I analyze images for a living (at least I did before I retired), and I am well aware of how to do it. You, however, are not. if you think that what we are doing is "image analysis", you're crazy.
How can we "analyze" anything if you can't find the image Tim?
Both bright features, especially the one above the loop, look to me like they are suspended above the sunspots.
Well, clearly some of the loop is located above the sunspot and photosphere. The fact the photosphere is brightly lit up at the point where the loops come though suggests that the loops traverse the surface of the photosphere too. Why else is the photosphere lit up like that with a pattern that relates to the sunspot features in the photosphere?
I don't see any reason to believe that they extend below the photosphere.
Why is the photosphere itself "lit up" like that? Did you look at the image before this image and look at the area under the loops, at the surface of the photosphere? Did you notice any changes between the frames?
The loop is obviously suspended above the sunspot, and does not even look like it touches the surface at all, though the imagery is not really clear enough to tell.
Well, if the loops traverse the surface of the photosphere that would certainly explain why the photosphere is brightly lit up on both sides of the loops.
As for the photosphere around the sunspots, it looks like some of the high contrast features are brighter in the flare image than they are before or after.
There are two primary features I expect you to observe in that image. First there is a "ribbon" of light visible in that image that precedes the actual flare image. Prior to these two images, the photosphere in that area looks "normal". Only in two frames does the photosphere "light up" and it's not in the same pattern. Why?
Secondly the photosphere material under the loops is visually "different" under the loops between the previous frame and this image. That is consistent with the idea of a the coronal loops blowing this material up and away from the surface in that area.
It would be nice to have higher time resolution data to see which comes first, the flare of the brighter features. As it is, the pre-flare frame precedes the flare by 19 minutes,
Even 19 minutes earlier we can see changes occurring in the light patterns of the photosphere.

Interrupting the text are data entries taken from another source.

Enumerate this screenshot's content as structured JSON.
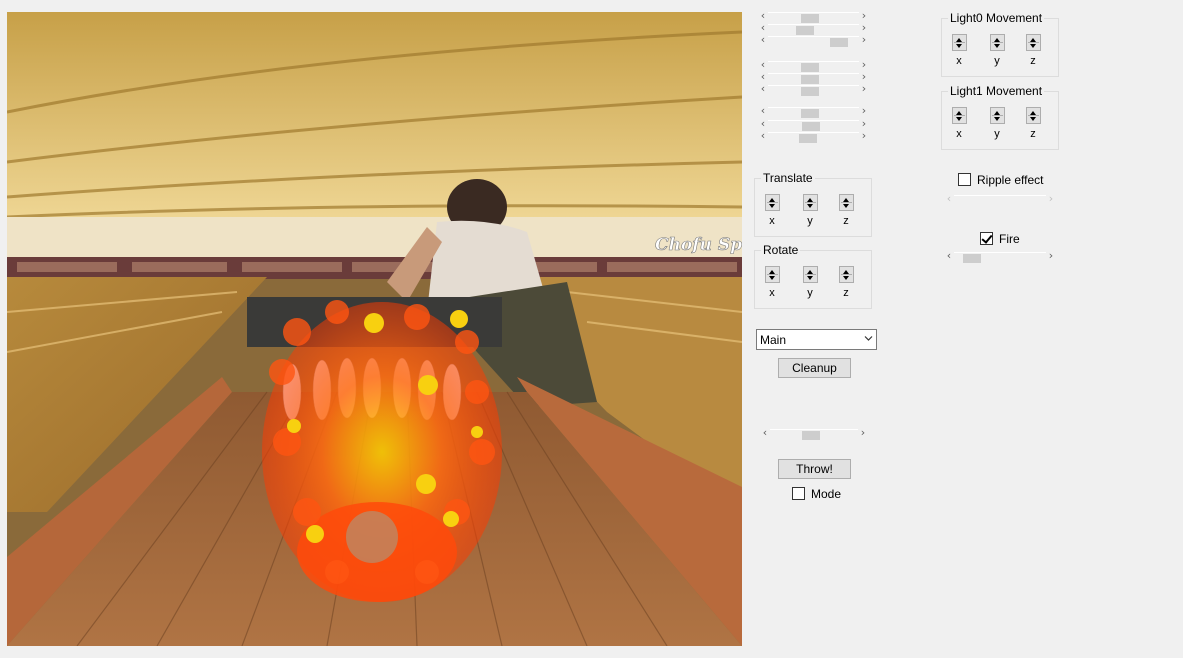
{
  "viewport": {
    "sign_text": "Chofu Spo",
    "colors": {
      "lane_wood": "#a86a3a",
      "gutter": "#b5673a",
      "fire": "#ff4a0a",
      "ceiling": "#d8b86a"
    }
  },
  "sliders_top": [
    {
      "id": "s1",
      "thumb": 0.45
    },
    {
      "id": "s2",
      "thumb": 0.38
    },
    {
      "id": "s3",
      "thumb": 0.85
    },
    {
      "id": "s4",
      "thumb": 0.45
    },
    {
      "id": "s5",
      "thumb": 0.45
    },
    {
      "id": "s6",
      "thumb": 0.45
    },
    {
      "id": "s7",
      "thumb": 0.45
    },
    {
      "id": "s8",
      "thumb": 0.47
    },
    {
      "id": "s9",
      "thumb": 0.43
    }
  ],
  "translate": {
    "title": "Translate",
    "axes": [
      "x",
      "y",
      "z"
    ]
  },
  "rotate": {
    "title": "Rotate",
    "axes": [
      "x",
      "y",
      "z"
    ]
  },
  "camera_select": {
    "value": "Main"
  },
  "cleanup_label": "Cleanup",
  "power_slider": {
    "thumb": 0.45
  },
  "throw_label": "Throw!",
  "mode": {
    "label": "Mode",
    "checked": false
  },
  "light0": {
    "title": "Light0 Movement",
    "axes": [
      "x",
      "y",
      "z"
    ]
  },
  "light1": {
    "title": "Light1 Movement",
    "axes": [
      "x",
      "y",
      "z"
    ]
  },
  "ripple": {
    "label": "Ripple effect",
    "checked": false
  },
  "fire": {
    "label": "Fire",
    "checked": true,
    "thumb": 0.12
  }
}
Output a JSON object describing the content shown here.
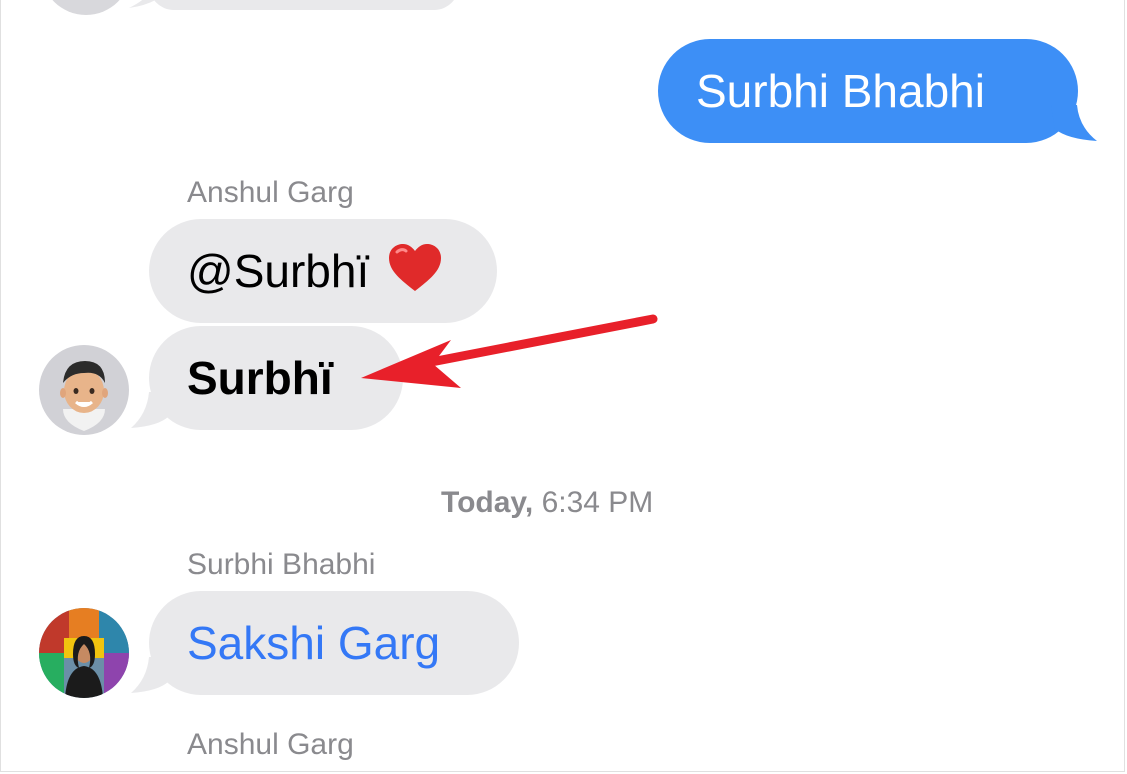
{
  "conversation": {
    "top_partial_message": {
      "direction": "received"
    },
    "sent_message": {
      "text": "Surbhi Bhabhi"
    },
    "group1": {
      "sender": "Anshul Garg",
      "message1": {
        "text": "@Surbhï",
        "emoji": "heart-emoji"
      },
      "message2": {
        "text": "Surbhï"
      },
      "avatar": "memoji-avatar-icon"
    },
    "timestamp": {
      "day": "Today,",
      "time": "6:34 PM"
    },
    "group2": {
      "sender": "Surbhi Bhabhi",
      "message": {
        "text": "Sakshi Garg"
      },
      "avatar": "photo-avatar-icon"
    },
    "group3": {
      "sender": "Anshul Garg"
    }
  },
  "annotation": {
    "type": "arrow",
    "color": "#e8202a"
  },
  "colors": {
    "sent_bubble": "#3d8ff6",
    "received_bubble": "#e9e9eb",
    "mention_blue": "#3478f6",
    "meta_gray": "#8a8a8e"
  }
}
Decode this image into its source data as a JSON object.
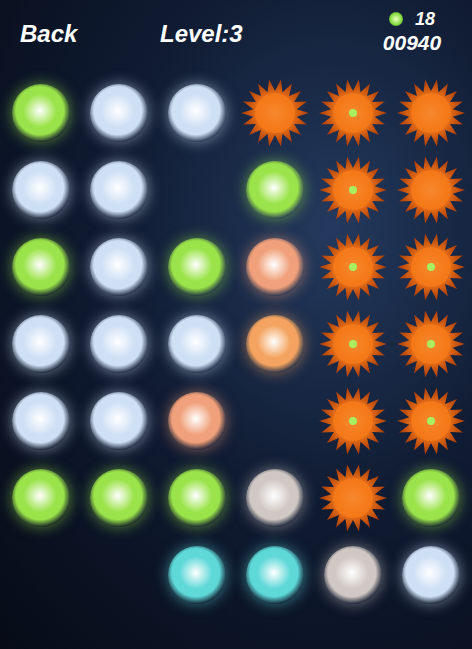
{
  "header": {
    "back": "Back",
    "level": "Level:3",
    "gems": "18",
    "score": "00940"
  },
  "grid": {
    "rows": [
      [
        {
          "kind": "orb",
          "color": "#9be34a"
        },
        {
          "kind": "orb",
          "color": "#cfe0f5"
        },
        {
          "kind": "orb",
          "color": "#cfe0f5"
        },
        {
          "kind": "burst",
          "color": "#f47a1a",
          "core": false
        },
        {
          "kind": "burst",
          "color": "#f47a1a",
          "core": true
        },
        {
          "kind": "burst",
          "color": "#f47a1a",
          "core": false
        }
      ],
      [
        {
          "kind": "orb",
          "color": "#cfe0f5"
        },
        {
          "kind": "orb",
          "color": "#cfe0f5"
        },
        {
          "kind": "empty"
        },
        {
          "kind": "orb",
          "color": "#9be34a"
        },
        {
          "kind": "burst",
          "color": "#f47a1a",
          "core": true
        },
        {
          "kind": "burst",
          "color": "#f47a1a",
          "core": false
        }
      ],
      [
        {
          "kind": "orb",
          "color": "#9be34a"
        },
        {
          "kind": "orb",
          "color": "#cfe0f5"
        },
        {
          "kind": "orb",
          "color": "#9be34a"
        },
        {
          "kind": "orb",
          "color": "#f0a07a"
        },
        {
          "kind": "burst",
          "color": "#f47a1a",
          "core": true
        },
        {
          "kind": "burst",
          "color": "#f47a1a",
          "core": true
        }
      ],
      [
        {
          "kind": "orb",
          "color": "#cfe0f5"
        },
        {
          "kind": "orb",
          "color": "#cfe0f5"
        },
        {
          "kind": "orb",
          "color": "#cfe0f5"
        },
        {
          "kind": "orb",
          "color": "#f4a460"
        },
        {
          "kind": "burst",
          "color": "#f47a1a",
          "core": true
        },
        {
          "kind": "burst",
          "color": "#f47a1a",
          "core": true
        }
      ],
      [
        {
          "kind": "orb",
          "color": "#cfe0f5"
        },
        {
          "kind": "orb",
          "color": "#cfe0f5"
        },
        {
          "kind": "orb",
          "color": "#f0a07a"
        },
        {
          "kind": "empty"
        },
        {
          "kind": "burst",
          "color": "#f47a1a",
          "core": true
        },
        {
          "kind": "burst",
          "color": "#f47a1a",
          "core": true
        }
      ],
      [
        {
          "kind": "orb",
          "color": "#9be34a"
        },
        {
          "kind": "orb",
          "color": "#9be34a"
        },
        {
          "kind": "orb",
          "color": "#9be34a"
        },
        {
          "kind": "orb",
          "color": "#d0c8c4"
        },
        {
          "kind": "burst",
          "color": "#f47a1a",
          "core": false
        },
        {
          "kind": "orb",
          "color": "#9be34a"
        }
      ],
      [
        {
          "kind": "empty"
        },
        {
          "kind": "empty"
        },
        {
          "kind": "orb",
          "color": "#5fd8d8"
        },
        {
          "kind": "orb",
          "color": "#5fd8d8"
        },
        {
          "kind": "orb",
          "color": "#d0c8c4"
        },
        {
          "kind": "orb",
          "color": "#cfe0f5"
        }
      ]
    ]
  }
}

and the post flare image follows over 29 minutes later.
So the whole show is over in less than an hour and we have three frames to work with, four if you count the frame precedes the preflare image. Every detail counts.
The entire event sits in just one frame,
Well, actually it's two frames. There is a change in the photosphere in the preflare frame that is not visible in the previous image. Something is happening even in the preflare frame that is "different' from previous frames.
so it is quite impossible to know how the events are ordered in time.
Well, the image we have or ordered in time and whatever physical model we come up with should fit these observations.
The problem is that this is not an objective "analysis", but rather a purely subjective interpretation of what the image "looks like".
Not completely. It's no longer "subjective" as to whether or not loops are visible in WL images. That wasn't true last week, but this week at least, we all seem to see the loops in white light. The "look like" coronal loops to me, do they look like coronal loops to you? Some things we can already agree upon.
Furthermore, you are trying to lay claim to a physical process ordered in time, from a single snapshot image.
No, I'm trying to point out that the white lit up regions around the loops where they reach the photosphere suggests that the loops are "lit up" far below the photosphere. I'm not actually doing any of this from a "single" image, but rather at least three images, and actually the image prior to the preflare image. It's also based upon watching what happens in this even on *ALL THE OTHER WAVELENGTHS*. I've actually sat through the whole video at least twice in the past week, and I doubt any of you have actually see the whole DVD even once.
We have no image data, just pictures.
We can get all the "image data" we need, but there are physical things that can be observed in "just pictures". A 'picture" can show us a lightening bolt too.
Is the brightening of the photosphere real, and /or significant?
Yes and yes. It is real because the loops traverse the photosphere and there is additional current flowing through these regions than other areas of the photosphere. It is significant because it demonstrates that the loops originate (and could therefore be visible) far *below* the photosphere.
If we had real image data, we could ratio or difference the images and see at once. If we knew how or if the gain of the instrument changes from frame to frame we would know a lot more. If we had higher time cadence data we could actually see the timeline of events. Real image analysis requires real data and real data processing. There was a time in history when looking at an image was all that one could do. But those days are long gone. If you are seriously trying to seriously advance a serious scientific alternative to standard physics, then you have to act serious; stop playing with pictures and start really analyzing images. The "callous disregard for imagery analysis" here is all yours, along with a callous disregard for science and physics.
You know Tim, none of that grandstanding sounds particularly impressive coming from you after you were so sloppy in your original "analysis' that you had no clue that there were even any white light images on the whole DVD. I think you better come down off that soapbox and also start 'acting serious' if you expect to really analyze these images.
I have already spent more time on this today than it's worth. Other things call.
I hear you on that point.
FYI, I see that I missed one of your earlier responses to my questions about Kosovichev's Doppler video. I have several comments to make about that post, but it will have to wait.